Ablations and Component Analysis
Dual-stream architecture with pixel-wise control links outperforms channel-wise and spatial-wise fusion methods by reducing inter-modal interference and enhancing PC/SA scores. Unified multimodal annotation outstrips all single-modality variants, providing complementary perception cues. Component-wise ablations confirm that each module of MMPhysPipe (quality filtering, reality scoring, richness labeling, resampling, multimodal annotation) cumulatively strengthens the dataset and resultant physical plausibility.
Distillation Effectiveness
Relation-based representation alignment ensures the distilled student model achieves parity with the dual-stream teacher, optimized for inference speed without compromising physical consistency. Direct regression approaches demonstrate degraded performance, corroborating the criticality of relational distillation.
General Quality Benchmarks
Evaluation on VBench confirms MMPhysVideo’s capacity to enhance subject consistency, motion smoothness, and aesthetic/imaging quality.
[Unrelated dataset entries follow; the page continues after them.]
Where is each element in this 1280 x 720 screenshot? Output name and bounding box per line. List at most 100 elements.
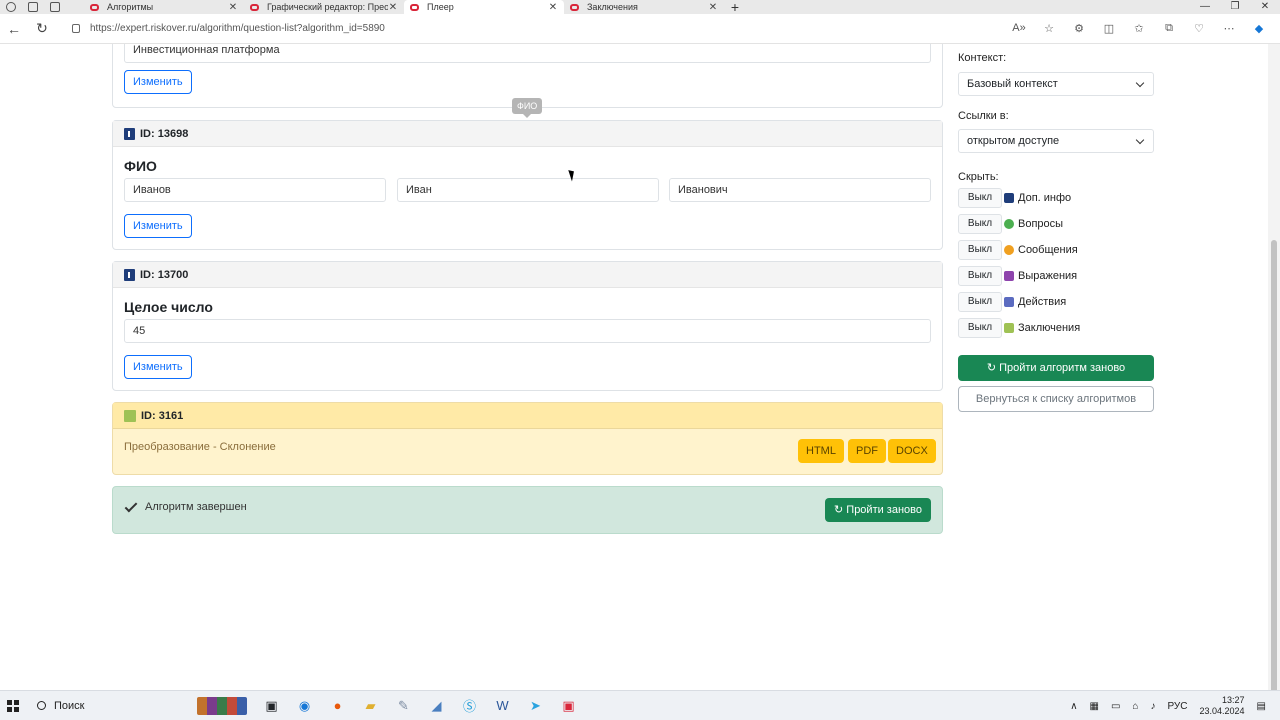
windows-taskbar: Поиск ▣ ◉ ● ▰ ✎ ◢ Ⓢ W ➤ ▣ ∧ ▦ ▭ ⌂ ♪ РУС … [0, 690, 1280, 720]
restart-button[interactable]: ↻ Пройти заново [825, 498, 931, 522]
hide-item-label: Доп. инфо [1018, 192, 1072, 204]
windows-start-icon[interactable] [7, 699, 19, 712]
window-close-icon[interactable]: ✕ [1250, 0, 1280, 14]
change-button[interactable]: Изменить [124, 70, 192, 94]
surname-field[interactable]: Иванов [124, 178, 386, 202]
conclusion-icon [124, 409, 136, 422]
skype-icon[interactable]: Ⓢ [453, 696, 486, 715]
name-field[interactable]: Иван [397, 178, 659, 202]
app-icon[interactable]: ◢ [420, 698, 453, 714]
back-arrow-icon[interactable]: ← [0, 21, 28, 37]
conclusion-card: ID: 3161 Преобразование - Склонение HTML… [112, 402, 943, 475]
new-tab-button[interactable]: + [724, 0, 746, 14]
file-explorer-icon[interactable]: ▰ [354, 698, 387, 714]
more-menu-icon[interactable]: ⋯ [1214, 22, 1244, 35]
toggle-conclusions-button[interactable]: Выкл [958, 318, 1002, 338]
question-title: ФИО [124, 158, 157, 174]
profile-icon[interactable] [6, 2, 16, 12]
back-to-list-button[interactable]: Вернуться к списку алгоритмов [958, 386, 1154, 412]
hide-row-conclusions: Выкл Заключения [958, 318, 1080, 338]
context-select[interactable]: Базовый контекст [958, 72, 1154, 96]
clock[interactable]: 13:27 23.04.2024 [1200, 695, 1245, 717]
tray-app-icon[interactable]: ▦ [1090, 701, 1099, 712]
page-scrollbar[interactable] [1268, 44, 1280, 716]
lock-icon[interactable] [72, 24, 80, 33]
expressions-icon [1004, 271, 1014, 281]
tab-title: Плеер [427, 2, 454, 12]
patronymic-field[interactable]: Иванович [669, 178, 931, 202]
links-select[interactable]: открытом доступе [958, 129, 1154, 153]
restart-algorithm-label: Пройти алгоритм заново [999, 362, 1126, 374]
maximize-icon[interactable]: ❐ [1220, 0, 1250, 14]
active-app-icon[interactable]: ▣ [552, 698, 585, 714]
answer-card-integer: ID: 13700 Целое число 45 Изменить [112, 261, 943, 391]
taskbar-search[interactable]: Поиск [37, 700, 197, 712]
export-docx-button[interactable]: DOCX [888, 439, 936, 463]
toggle-actions-button[interactable]: Выкл [958, 292, 1002, 312]
question-id: ID: 13698 [140, 127, 189, 140]
conclusion-id: ID: 3161 [141, 409, 184, 422]
scrollbar-thumb[interactable] [1271, 240, 1277, 716]
toggle-info-button[interactable]: Выкл [958, 188, 1002, 208]
minimize-icon[interactable]: — [1190, 0, 1220, 14]
split-screen-icon[interactable]: ◫ [1094, 22, 1124, 35]
actions-icon [1004, 297, 1014, 307]
export-pdf-button[interactable]: PDF [848, 439, 886, 463]
read-aloud-icon[interactable]: A» [1004, 22, 1034, 35]
workspaces-icon[interactable] [28, 2, 38, 12]
answer-card-fio: ID: 13698 ФИО Иванов Иван Иванович Измен… [112, 120, 943, 250]
telegram-icon[interactable]: ➤ [519, 698, 552, 714]
tab-close-icon[interactable]: ✕ [388, 2, 398, 13]
url-field[interactable]: https://expert.riskover.ru/algorithm/que… [72, 18, 1004, 40]
firefox-icon[interactable]: ● [321, 698, 354, 713]
info-icon [124, 127, 135, 140]
network-icon[interactable]: ⌂ [1132, 701, 1138, 712]
extensions-icon[interactable]: ⚙ [1064, 22, 1094, 35]
tab-title: Алгоритмы [107, 2, 154, 12]
notifications-icon[interactable]: ▤ [1257, 701, 1266, 712]
context-label: Контекст: [958, 52, 1007, 64]
fio-tooltip: ФИО [512, 98, 543, 118]
change-button[interactable]: Изменить [124, 214, 192, 238]
tab-graphic-editor[interactable]: Графический редактор: Преоб ✕ [244, 0, 404, 14]
toggle-expressions-button[interactable]: Выкл [958, 266, 1002, 286]
toggle-messages-button[interactable]: Выкл [958, 240, 1002, 260]
site-favicon-icon [410, 3, 419, 11]
page-content: Инвестиционная платформа Изменить ФИО ID… [0, 44, 1280, 690]
tab-algorithms[interactable]: Алгоритмы ✕ [84, 0, 244, 14]
change-button[interactable]: Изменить [124, 355, 192, 379]
refresh-icon[interactable]: ↻ [28, 20, 56, 37]
taskbar-search-label: Поиск [54, 699, 85, 712]
hide-row-actions: Выкл Действия [958, 292, 1066, 312]
edge-browser-icon[interactable]: ◉ [288, 698, 321, 714]
books-widget-icon[interactable] [197, 696, 247, 715]
favorites-icon[interactable]: ✩ [1124, 22, 1154, 35]
favorite-star-icon[interactable]: ☆ [1034, 22, 1064, 35]
tab-player[interactable]: Плеер ✕ [404, 0, 564, 14]
app-icon[interactable]: ✎ [387, 698, 420, 714]
word-icon[interactable]: W [486, 698, 519, 713]
tab-title: Заключения [587, 2, 638, 12]
volume-icon[interactable]: ♪ [1150, 701, 1155, 712]
copilot-icon[interactable]: ◆ [1244, 22, 1274, 35]
tab-conclusions[interactable]: Заключения ✕ [564, 0, 724, 14]
language-indicator[interactable]: РУС [1167, 701, 1187, 712]
performance-icon[interactable]: ♡ [1184, 22, 1214, 35]
export-html-button[interactable]: HTML [798, 439, 844, 463]
tab-title: Графический редактор: Преоб [267, 2, 388, 12]
tab-close-icon[interactable]: ✕ [228, 2, 238, 13]
links-label: Ссылки в: [958, 110, 1009, 122]
platform-value-field[interactable]: Инвестиционная платформа [124, 44, 931, 63]
tab-close-icon[interactable]: ✕ [708, 2, 718, 13]
restart-algorithm-button[interactable]: ↻ Пройти алгоритм заново [958, 355, 1154, 381]
collections-icon[interactable]: ⧉ [1154, 22, 1184, 35]
tray-expand-icon[interactable]: ∧ [1070, 701, 1077, 712]
toggle-questions-button[interactable]: Выкл [958, 214, 1002, 234]
integer-value-field[interactable]: 45 [124, 319, 931, 343]
battery-icon[interactable]: ▭ [1111, 701, 1120, 712]
chevron-down-icon [1135, 78, 1145, 88]
hide-row-questions: Выкл Вопросы [958, 214, 1063, 234]
task-view-icon[interactable]: ▣ [255, 698, 288, 714]
tab-actions-icon[interactable] [50, 2, 60, 12]
tab-close-icon[interactable]: ✕ [548, 2, 558, 13]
Spatio-temporal structural metrics are particularly improved, indicating that geometric and trajectory cues are effectively internalized.
Implications and Future Directions
MMPhysVideo sets state-of-the-art metrics for physically plausible video generation, demonstrating that joint RGB-perception modeling with architecture-level decoupling and explicit relational alignment can overcome domain gaps inherent in previous physical prior integration schemes. Practically, this advance unlocks avenues for embodied agents, simulation, content creation, and robust world modeling. Theoretically, the framework establishes a scalable blueprint for leveraging multimodal perception as an inherent prior in generative models, underscoring the symbiosis between unified data formats and architectural modularity.
Looking forward, further research may extend MMPhysVideo’s multimodal pipeline to include tactile, auditory, or force-sensor modalities; explore multi-agent physical reasoning; and unify perception-driven distillation across broader generative modeling tasks. Benchmarking against emerging world simulation platforms and real-time robotics environments will clarify practical deployment potential and inform refinement of perception-aligned generative methods.
Conclusion
MMPhysVideo introduces a principled framework for scaling physical plausibility in video generation via joint multimodal modeling. By combining a novel decoupled teacher-student architecture with an automated, physics-rich annotation pipeline, the approach enables VDMs to directly capture complex physical dynamics with explicit alignment. Empirical results validate MMPhysVideo’s consistent superiority across benchmarks and models, redefining the integration of physical priors and perception-driven supervision for generative video systems (2604.02817).